The vulnerability, dubbed SIGRed, is tracked as CVE-2020-1350. It is a remote code execution flaw, which affects Windows Server versions 2003 to 2019 and can be triggered by a malicious DNS response, which could lead to a heap-based buffer overflow. The flaw has received a CVSS score of 10, which is the maximum rating for a security vulnerability.
“As the service is running in elevated privileges (SYSTEM), if exploited successfully, an attacker is granted Domain Administrator rights, effectively compromising the entire corporate infrastructure,” Check Point explains.
The vulnerability resides in Microsoft’s DNS implementation that can be exploited when the server parses an incoming query or a response for a forwarded request. The researchers found an integer overflow that leads to heap-based buffer overflow in “dns.exe!SigWireRead,” which is the function that parses response types for SIG queries.
“To summarize, by sending a DNS response that contains a large (bigger than 64KB) SIG record, we can cause a controlled heap-based buffer overflow of roughly 64KB over a small allocated buffer,” they said.

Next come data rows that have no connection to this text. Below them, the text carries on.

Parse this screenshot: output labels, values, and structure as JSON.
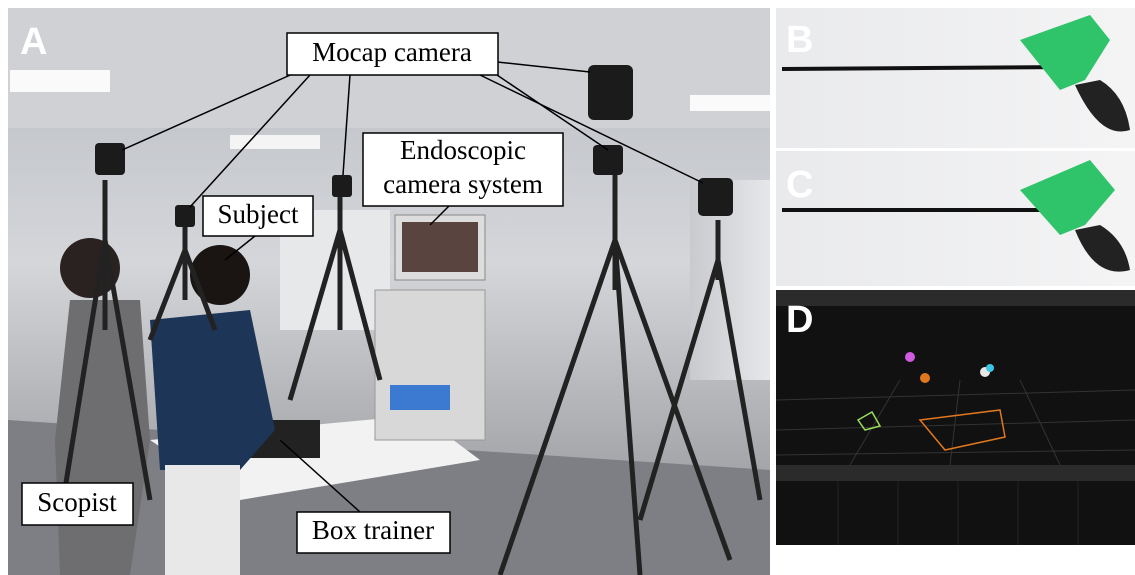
{
  "panels": {
    "a": "A",
    "b": "B",
    "c": "C",
    "d": "D"
  },
  "annotations": {
    "mocap_camera": "Mocap camera",
    "endoscopic_camera_system": [
      "Endoscopic",
      "camera system"
    ],
    "subject": "Subject",
    "scopist": "Scopist",
    "box_trainer": "Box trainer"
  }
}
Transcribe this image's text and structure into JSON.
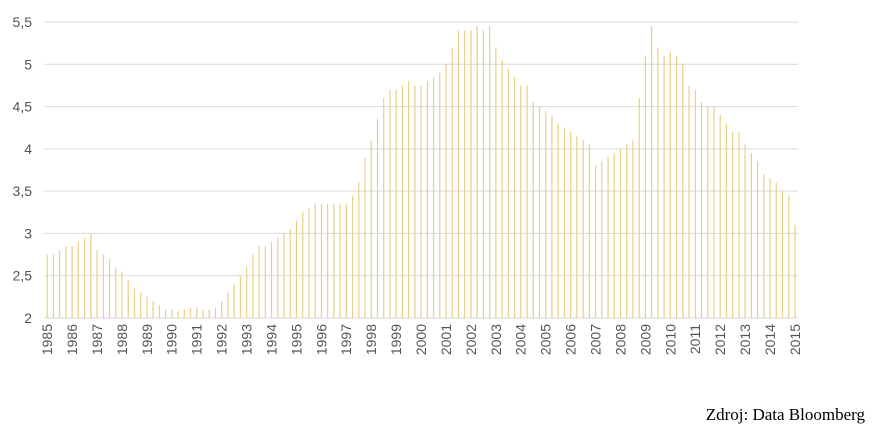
{
  "chart_data": {
    "type": "bar",
    "source": "Zdroj: Data Bloomberg",
    "color": "#e9cf8a",
    "grid": true,
    "ylim": [
      2,
      5.5
    ],
    "yticks": [
      2,
      {
        "value": 2.5,
        "label": "2,5"
      },
      3,
      {
        "value": 3.5,
        "label": "3,5"
      },
      4,
      {
        "value": 4.5,
        "label": "4,5"
      },
      5,
      {
        "value": 5.5,
        "label": "5,5"
      }
    ],
    "categories": [
      "1985",
      null,
      null,
      null,
      "1986",
      null,
      null,
      null,
      "1987",
      null,
      null,
      null,
      "1988",
      null,
      null,
      null,
      "1989",
      null,
      null,
      null,
      "1990",
      null,
      null,
      null,
      "1991",
      null,
      null,
      null,
      "1992",
      null,
      null,
      null,
      "1993",
      null,
      null,
      null,
      "1994",
      null,
      null,
      null,
      "1995",
      null,
      null,
      null,
      "1996",
      null,
      null,
      null,
      "1997",
      null,
      null,
      null,
      "1998",
      null,
      null,
      null,
      "1999",
      null,
      null,
      null,
      "2000",
      null,
      null,
      null,
      "2001",
      null,
      null,
      null,
      "2002",
      null,
      null,
      null,
      "2003",
      null,
      null,
      null,
      "2004",
      null,
      null,
      null,
      "2005",
      null,
      null,
      null,
      "2006",
      null,
      null,
      null,
      "2007",
      null,
      null,
      null,
      "2008",
      null,
      null,
      null,
      "2009",
      null,
      null,
      null,
      "2010",
      null,
      null,
      null,
      "2011",
      null,
      null,
      null,
      "2012",
      null,
      null,
      null,
      "2013",
      null,
      null,
      null,
      "2014",
      null,
      null,
      null,
      "2015"
    ],
    "values": [
      2.75,
      2.75,
      2.8,
      2.85,
      2.85,
      2.9,
      2.95,
      3.0,
      2.8,
      2.75,
      2.7,
      2.6,
      2.55,
      2.45,
      2.35,
      2.3,
      2.25,
      2.2,
      2.15,
      2.1,
      2.1,
      2.08,
      2.1,
      2.12,
      2.12,
      2.1,
      2.1,
      2.12,
      2.2,
      2.3,
      2.4,
      2.5,
      2.6,
      2.75,
      2.85,
      2.85,
      2.9,
      2.95,
      3.0,
      3.05,
      3.15,
      3.25,
      3.3,
      3.35,
      3.35,
      3.35,
      3.35,
      3.35,
      3.35,
      3.45,
      3.6,
      3.9,
      4.1,
      4.35,
      4.6,
      4.7,
      4.7,
      4.75,
      4.8,
      4.75,
      4.75,
      4.8,
      4.85,
      4.9,
      5.0,
      5.2,
      5.4,
      5.4,
      5.4,
      5.45,
      5.4,
      5.45,
      5.2,
      5.05,
      4.95,
      4.85,
      4.75,
      4.75,
      4.55,
      4.5,
      4.45,
      4.4,
      4.3,
      4.25,
      4.2,
      4.15,
      4.1,
      4.05,
      3.8,
      3.85,
      3.9,
      3.95,
      4.0,
      4.05,
      4.1,
      4.6,
      5.1,
      5.45,
      5.2,
      5.1,
      5.15,
      5.1,
      5.0,
      4.75,
      4.7,
      4.55,
      4.5,
      4.5,
      4.4,
      4.3,
      4.2,
      4.2,
      4.05,
      3.95,
      3.85,
      3.7,
      3.65,
      3.6,
      3.5,
      3.45,
      3.1
    ]
  }
}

The following systems are impacted:
Windows Server 2008 Service Pack 2
Windows Server 2008 Service Pack 1
Windows Server 2012 R2
Windows Server 2019
Windows Server version 1909
The vulnerability has been patched as part of July 2020 Patch Tuesday release. Microsoft said it is not aware of attacks exploiting CVE-2020-1350. July’s Patch Tuesday release also contains security updates for 122 vulnerabilities in various Microsoft products, including fixes for RCE bugs in Microsoft Word, Microsoft Excel, Microsoft Office, Microsoft Outlook, Microsoft Sharepoint, Windows LNK shortcut files, and various Windows graphics components.